At the User Group track during this year’s NI Days, engineers and scientists heard from talented LabVIEW software developers discussing the lessons they had learnt from many years of projects implementing solutions with high quality LabVIEW software.
James McNally discussed some of the practical lessons he has learnt, and which he now applies to his software development processes when using LabVIEW Object Oriented Programming.
James’ lessons included:
- Code cannot be too modular
James discussed that most LabVIEW developers when starting with LabVIEW classes will often put too much data in a class. He also noted that many developers may be reluctant to create more small classes due to a perceived overhead in time taken to create a new class. James e gave some examples of using nested classes to simplify logic within classes and to make more reusable code.
- Take a top down approach when designing classes
This is a lesson that we have experienced in our software development team at Metis Automation. When creating modular code, the top level modules should have no details or data from any of the lower level implementing layers.
For example, if a production control application needs to change the state of a machine interlock, actuated via an output on a PLC, the top level production control module should not have any details about the physical output channel on the PLC. That information should be held solely in the module that interfaces with the PLC. The top level production control module should just send a message down to lower implementation layers requesting a change in state of the machine interlock.
By ensuring that no controls or data is duplicated between these layers also ensures that the problem of classes becoming locked can be avoided. Classes become locked when their data is loaded into multiple application instances. For example, on a Windows Host and on a RT controller. A way around this is to ensure that both applications use different controls, and do not share any references, enums or typ defs.
- Learn from others
James recommended learning the language of OO developers in other languages so that LabVIEW developers can learn from their experience and lessons. He recommended Code Complete as a great resource for Object Oriented design and general software development lessons.
- Test, Develop and Refactor
James is passionate about Unit Testing and Test Driven Design, he showed us how his software development process now invokes creating Unit Test code for each of the code modules that he creates. Test Driven Design then takes this a step further, as you are encouraged to create code until your test passes, then go back and refactor your code to remove any unnecessary functions or improve the style of code that you have created.
Following these principles helps you to create software that is modular, easy to maintain and easy to modify.
Simon Carter then discussed client server applications in LabVIEW, using the Asynchronous Call feature at Metis Automation, we typically use the Asynchronous Call to launch multiple User Interfaces in sub panels. Simon’s presentation showed how this feature can be used to launch multiple client listener applications to create a flexible and powerful client server application.
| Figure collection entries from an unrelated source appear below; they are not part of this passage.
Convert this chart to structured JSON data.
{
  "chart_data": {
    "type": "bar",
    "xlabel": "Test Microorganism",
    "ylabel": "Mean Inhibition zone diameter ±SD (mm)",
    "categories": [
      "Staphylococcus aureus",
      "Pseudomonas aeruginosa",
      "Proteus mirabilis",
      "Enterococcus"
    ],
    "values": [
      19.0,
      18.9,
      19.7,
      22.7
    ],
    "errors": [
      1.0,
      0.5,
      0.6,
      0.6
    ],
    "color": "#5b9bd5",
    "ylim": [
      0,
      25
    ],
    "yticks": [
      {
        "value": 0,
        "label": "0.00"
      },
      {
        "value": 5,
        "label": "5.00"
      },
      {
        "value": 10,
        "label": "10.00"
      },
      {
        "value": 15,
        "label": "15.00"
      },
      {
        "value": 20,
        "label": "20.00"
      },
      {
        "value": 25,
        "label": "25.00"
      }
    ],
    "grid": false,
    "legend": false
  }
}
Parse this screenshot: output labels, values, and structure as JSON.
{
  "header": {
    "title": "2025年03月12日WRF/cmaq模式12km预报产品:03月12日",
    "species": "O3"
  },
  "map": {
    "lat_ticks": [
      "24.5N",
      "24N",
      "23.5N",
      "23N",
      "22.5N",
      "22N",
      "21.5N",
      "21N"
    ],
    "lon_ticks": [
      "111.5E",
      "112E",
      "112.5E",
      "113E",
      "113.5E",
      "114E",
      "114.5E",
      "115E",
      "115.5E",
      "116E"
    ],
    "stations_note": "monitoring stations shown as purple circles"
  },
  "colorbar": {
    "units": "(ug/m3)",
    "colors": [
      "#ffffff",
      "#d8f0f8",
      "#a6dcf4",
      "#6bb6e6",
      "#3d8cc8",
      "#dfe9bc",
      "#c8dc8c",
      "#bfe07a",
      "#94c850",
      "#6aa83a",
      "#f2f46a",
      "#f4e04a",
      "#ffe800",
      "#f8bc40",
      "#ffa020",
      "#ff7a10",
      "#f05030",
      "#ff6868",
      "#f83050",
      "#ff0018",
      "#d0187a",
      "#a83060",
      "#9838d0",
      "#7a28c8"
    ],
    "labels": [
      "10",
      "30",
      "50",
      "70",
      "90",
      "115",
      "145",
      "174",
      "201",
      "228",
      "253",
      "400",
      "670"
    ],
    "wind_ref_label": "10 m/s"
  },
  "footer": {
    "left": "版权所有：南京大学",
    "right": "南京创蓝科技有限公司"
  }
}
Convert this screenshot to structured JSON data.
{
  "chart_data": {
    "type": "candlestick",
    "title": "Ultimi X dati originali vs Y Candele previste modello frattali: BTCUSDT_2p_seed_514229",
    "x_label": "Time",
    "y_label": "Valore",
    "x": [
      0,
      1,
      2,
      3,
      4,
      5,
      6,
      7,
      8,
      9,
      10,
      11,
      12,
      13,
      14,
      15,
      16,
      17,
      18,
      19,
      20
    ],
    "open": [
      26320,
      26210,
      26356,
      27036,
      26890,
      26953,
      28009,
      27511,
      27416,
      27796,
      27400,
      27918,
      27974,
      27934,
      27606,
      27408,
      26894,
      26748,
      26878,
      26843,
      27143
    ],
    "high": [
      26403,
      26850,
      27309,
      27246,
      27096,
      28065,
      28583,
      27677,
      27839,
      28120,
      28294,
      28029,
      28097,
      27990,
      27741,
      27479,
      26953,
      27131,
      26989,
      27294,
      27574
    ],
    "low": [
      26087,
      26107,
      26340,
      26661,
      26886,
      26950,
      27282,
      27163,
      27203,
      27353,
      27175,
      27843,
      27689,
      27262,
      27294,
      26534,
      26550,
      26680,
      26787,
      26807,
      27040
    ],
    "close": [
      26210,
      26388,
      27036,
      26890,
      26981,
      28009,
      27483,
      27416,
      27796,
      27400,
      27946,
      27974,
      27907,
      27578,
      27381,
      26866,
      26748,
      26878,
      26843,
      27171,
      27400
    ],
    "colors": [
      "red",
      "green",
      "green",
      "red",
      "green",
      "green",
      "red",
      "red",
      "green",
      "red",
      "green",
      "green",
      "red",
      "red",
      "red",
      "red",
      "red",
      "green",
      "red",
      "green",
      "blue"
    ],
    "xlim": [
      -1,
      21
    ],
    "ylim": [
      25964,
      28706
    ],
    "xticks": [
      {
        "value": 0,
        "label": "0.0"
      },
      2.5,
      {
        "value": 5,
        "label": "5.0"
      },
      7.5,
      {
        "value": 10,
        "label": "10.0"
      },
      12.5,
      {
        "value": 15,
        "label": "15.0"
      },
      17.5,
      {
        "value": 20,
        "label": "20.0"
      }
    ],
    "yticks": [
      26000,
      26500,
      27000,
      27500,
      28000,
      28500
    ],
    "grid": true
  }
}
Chris Woodhams finally covered the use of 3rd Party Tools for LabVIEW software development, and focuses on some tool his team’s uses in their software development processes.
Chris had used the National Instruments produces STM toolkit for TCP/IP connections in LabVIEW. This provides LabVIEW developers with a ready to use API that handles connecting to multiple devices across a Ethernet network. It looks like a great tool to speed the development cycle for LabVIEW developers.
Chris also pointed out some useful features in the Open G toolkit, including advanced file read functions and array sorting VIs.
The main benefits of the Tools Network and all of here tools is that it can increase the productivity of your software development team by using already proven and tested code modules.